Kenneth Baker

Kamis, 07 Juli 2011

Honesty, kindness and loyalty came easily to my mother, but she had problems with accuracy.

Asked to describe someone she had met or something she had seen, she would brighten the facts with little exaggerations until her own eloquence dazzled her into stopping. Before her very limited audience - my father and me - she would turn into a diva of divagation, perhaps to fill the voids my father's reserve created. Though irked by this habit, I judged it less a failing than a sort of misspent generosity. At least she never had to give court testimony.

A hopeless compulsion to unravel her descriptive embroidery probably drove me to writing nonfiction. I still have to slap myself to remember that there is no such thing.

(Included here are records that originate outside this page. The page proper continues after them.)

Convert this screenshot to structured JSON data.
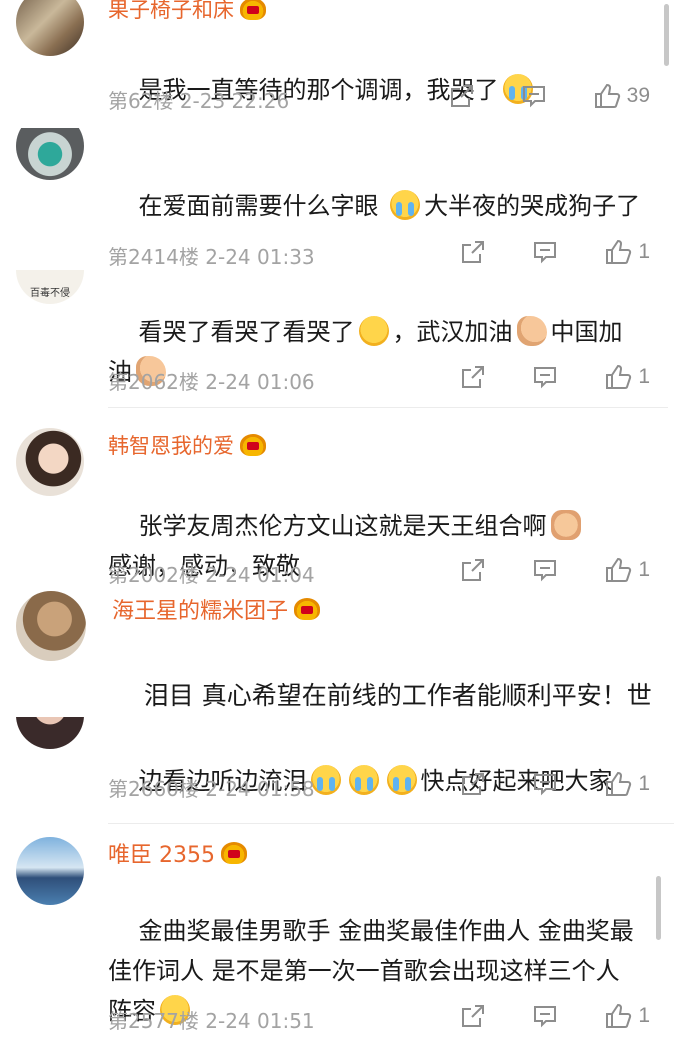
{
  "comments": [
    {
      "username": "果子椅子和床",
      "segments": [
        {
          "t": "是我一直等待的那个调调，我哭了"
        },
        {
          "e": "cry"
        }
      ],
      "floor": "第62楼",
      "time": "2-23 22:26",
      "likes": "39"
    },
    {
      "username": "",
      "segments": [
        {
          "t": "在爱面前需要什么字眼 "
        },
        {
          "e": "cry"
        },
        {
          "t": "大半夜的哭成狗子了"
        }
      ],
      "floor": "第2414楼",
      "time": "2-24 01:33",
      "likes": "1"
    },
    {
      "username": "",
      "segments": [
        {
          "t": "看哭了看哭了看哭了"
        },
        {
          "e": "sad"
        },
        {
          "t": "，武汉加油"
        },
        {
          "e": "arm"
        },
        {
          "t": "中国加油"
        },
        {
          "e": "arm"
        }
      ],
      "floor": "第2062楼",
      "time": "2-24 01:06",
      "likes": "1",
      "avatar_text": "百毒不侵"
    },
    {
      "username": "韩智恩我的爱",
      "segments": [
        {
          "t": "张学友周杰伦方文山这就是天王组合啊"
        },
        {
          "e": "thumb"
        },
        {
          "t": "感谢，感动，致敬"
        }
      ],
      "floor": "第2002楼",
      "time": "2-24 01:04",
      "likes": "1"
    },
    {
      "username": "海王星的糯米团子",
      "segments": [
        {
          "t": "泪目 真心希望在前线的工作者能顺利平安！世界加油！中国加油！武汉加油！"
        }
      ]
    },
    {
      "username": "",
      "segments": [
        {
          "t": "边看边听边流泪"
        },
        {
          "e": "cry"
        },
        {
          "e": "cry"
        },
        {
          "e": "cry"
        },
        {
          "t": "快点好起来吧大家"
        }
      ],
      "floor": "第2660楼",
      "time": "2-24 01:58",
      "likes": "1"
    },
    {
      "username": "唯臣 2355",
      "segments": [
        {
          "t": "金曲奖最佳男歌手 金曲奖最佳作曲人 金曲奖最佳作词人 是不是第一次一首歌会出现这样三个人阵容"
        },
        {
          "e": "wow"
        }
      ],
      "floor": "第2577楼",
      "time": "2-24 01:51",
      "likes": "1"
    }
  ],
  "colors": {
    "username": "#e7662d",
    "meta": "#a3a3a3",
    "icon": "#8d8d8d"
  },
  "icons": [
    "share-icon",
    "comment-icon",
    "like-icon",
    "crown-badge-icon",
    "cry-emoji",
    "flex-arm-emoji",
    "thumbs-up-emoji",
    "shocked-emoji"
  ]
}
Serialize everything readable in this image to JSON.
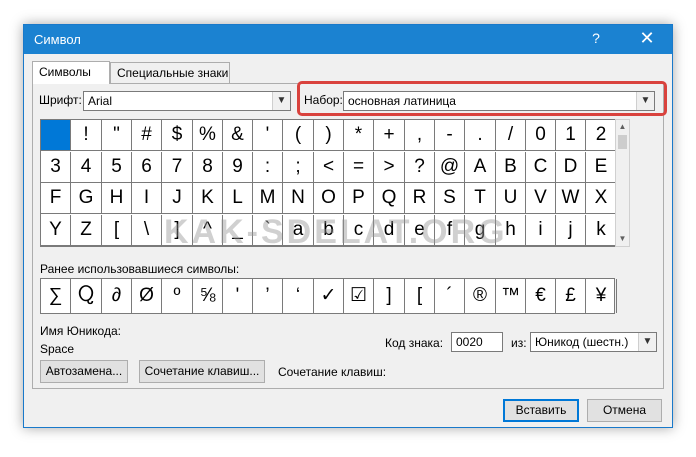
{
  "dialog": {
    "title": "Символ",
    "help_glyph": "?",
    "close_glyph": "✕"
  },
  "tabs": [
    {
      "label": "Символы",
      "active": true
    },
    {
      "label": "Специальные знаки",
      "active": false
    }
  ],
  "font": {
    "label": "Шрифт:",
    "value": "Arial"
  },
  "subset": {
    "label": "Набор:",
    "value": "основная латиница"
  },
  "symbols": [
    [
      " ",
      "!",
      "\"",
      "#",
      "$",
      "%",
      "&",
      "'",
      "(",
      ")",
      "*",
      "+",
      ",",
      "-",
      ".",
      "/",
      "0",
      "1",
      "2"
    ],
    [
      "3",
      "4",
      "5",
      "6",
      "7",
      "8",
      "9",
      ":",
      ";",
      "<",
      "=",
      ">",
      "?",
      "@",
      "A",
      "B",
      "C",
      "D",
      "E"
    ],
    [
      "F",
      "G",
      "H",
      "I",
      "J",
      "K",
      "L",
      "M",
      "N",
      "O",
      "P",
      "Q",
      "R",
      "S",
      "T",
      "U",
      "V",
      "W",
      "X"
    ],
    [
      "Y",
      "Z",
      "[",
      "\\",
      "]",
      "^",
      "_",
      "`",
      "a",
      "b",
      "c",
      "d",
      "e",
      "f",
      "g",
      "h",
      "i",
      "j",
      "k"
    ]
  ],
  "selected_symbol": {
    "row": 0,
    "col": 0
  },
  "recent": {
    "label": "Ранее использовавшиеся символы:",
    "items": [
      "∑",
      "Ⴍ",
      "∂",
      "Ø",
      "º",
      "⅝",
      "'",
      "’",
      "‘",
      "✓",
      "☑",
      "]",
      "[",
      "´",
      "®",
      "™",
      "€",
      "£",
      "¥"
    ]
  },
  "unicode_name": {
    "label": "Имя Юникода:",
    "value": "Space"
  },
  "char_code": {
    "label": "Код знака:",
    "value": "0020"
  },
  "from": {
    "label": "из:",
    "value": "Юникод (шестн.)"
  },
  "buttons": {
    "autocorrect": "Автозамена...",
    "shortcut_key": "Сочетание клавиш...",
    "shortcut_label": "Сочетание клавиш:",
    "insert": "Вставить",
    "cancel": "Отмена"
  },
  "watermark": "KAK-SDELAT.ORG",
  "colors": {
    "titlebar": "#1b82d1",
    "selection": "#0078d7",
    "highlight": "#d9423d"
  }
}
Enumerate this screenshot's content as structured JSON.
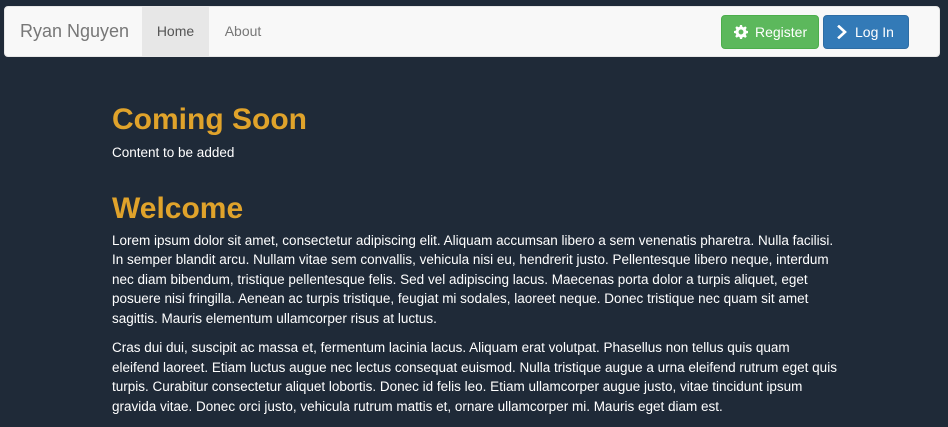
{
  "navbar": {
    "brand": "Ryan Nguyen",
    "links": [
      {
        "label": "Home",
        "active": true
      },
      {
        "label": "About",
        "active": false
      }
    ],
    "register": {
      "label": "Register",
      "icon": "gear-icon",
      "color": "#5cb85c"
    },
    "login": {
      "label": "Log In",
      "icon": "chevron-right-icon",
      "color": "#337ab7"
    }
  },
  "main": {
    "section1": {
      "title": "Coming Soon",
      "text": "Content to be added"
    },
    "section2": {
      "title": "Welcome",
      "paragraphs": [
        "Lorem ipsum dolor sit amet, consectetur adipiscing elit. Aliquam accumsan libero a sem venenatis pharetra. Nulla facilisi. In semper blandit arcu. Nullam vitae sem convallis, vehicula nisi eu, hendrerit justo. Pellentesque libero neque, interdum nec diam bibendum, tristique pellentesque felis. Sed vel adipiscing lacus. Maecenas porta dolor a turpis aliquet, eget posuere nisi fringilla. Aenean ac turpis tristique, feugiat mi sodales, laoreet neque. Donec tristique nec quam sit amet sagittis. Mauris elementum ullamcorper risus at luctus.",
        "Cras dui dui, suscipit ac massa et, fermentum lacinia lacus. Aliquam erat volutpat. Phasellus non tellus quis quam eleifend laoreet. Etiam luctus augue nec lectus consequat euismod. Nulla tristique augue a urna eleifend rutrum eget quis turpis. Curabitur consectetur aliquet lobortis. Donec id felis leo. Etiam ullamcorper augue justo, vitae tincidunt ipsum gravida vitae. Donec orci justo, vehicula rutrum mattis et, ornare ullamcorper mi. Mauris eget diam est."
      ]
    }
  },
  "colors": {
    "background": "#1f2a38",
    "heading": "#e0a32b",
    "navbar": "#f8f8f8"
  }
}
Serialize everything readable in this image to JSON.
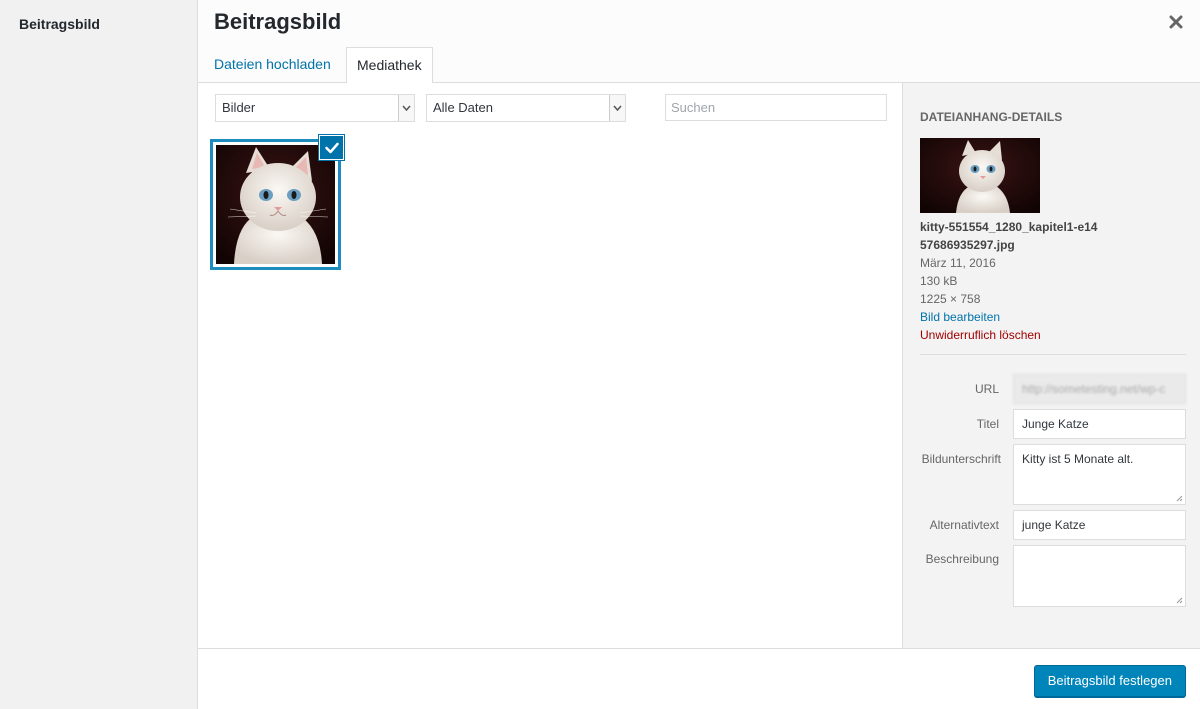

Just when I thought I had the knack of discerning useful information in my mother's fog of words, she threw me.

When I started college, she returned to secretarial work to help meet the expenses, after 20-odd years as a homemaker.

On my first visit home from my out-of-state alma mater, my mother and I talked about her new job.

Everything had changed since she got her certificate from the Katherine Gibbs School in Boston, which taught office skills. The new electric typewriters really got her going. She had never seen or even heard of anything like them.

"The carriage doesn't move!" she said. "Or I should say it only turns over, so you can spool the paper around it. The ribbon moves back and forth instead of the carriage. And instead of keys, the machine has this metal ball with all the letters and punctuation marks raised on its surface. When you work the keyboard, the ball jumps up and hits the paper with whatever letter you type, and jumps back, as fast as your fingers can move. It's just amazing!"

Who would have believed such a story in 1964? Not I. It's a good thing she didn't live to describe software.

A few months afterward I happened to see IBM's original Selectric typewriter in action for the first time. I recognized it instantly from my mother's description.

Of course, after that, I could never trust her all over again.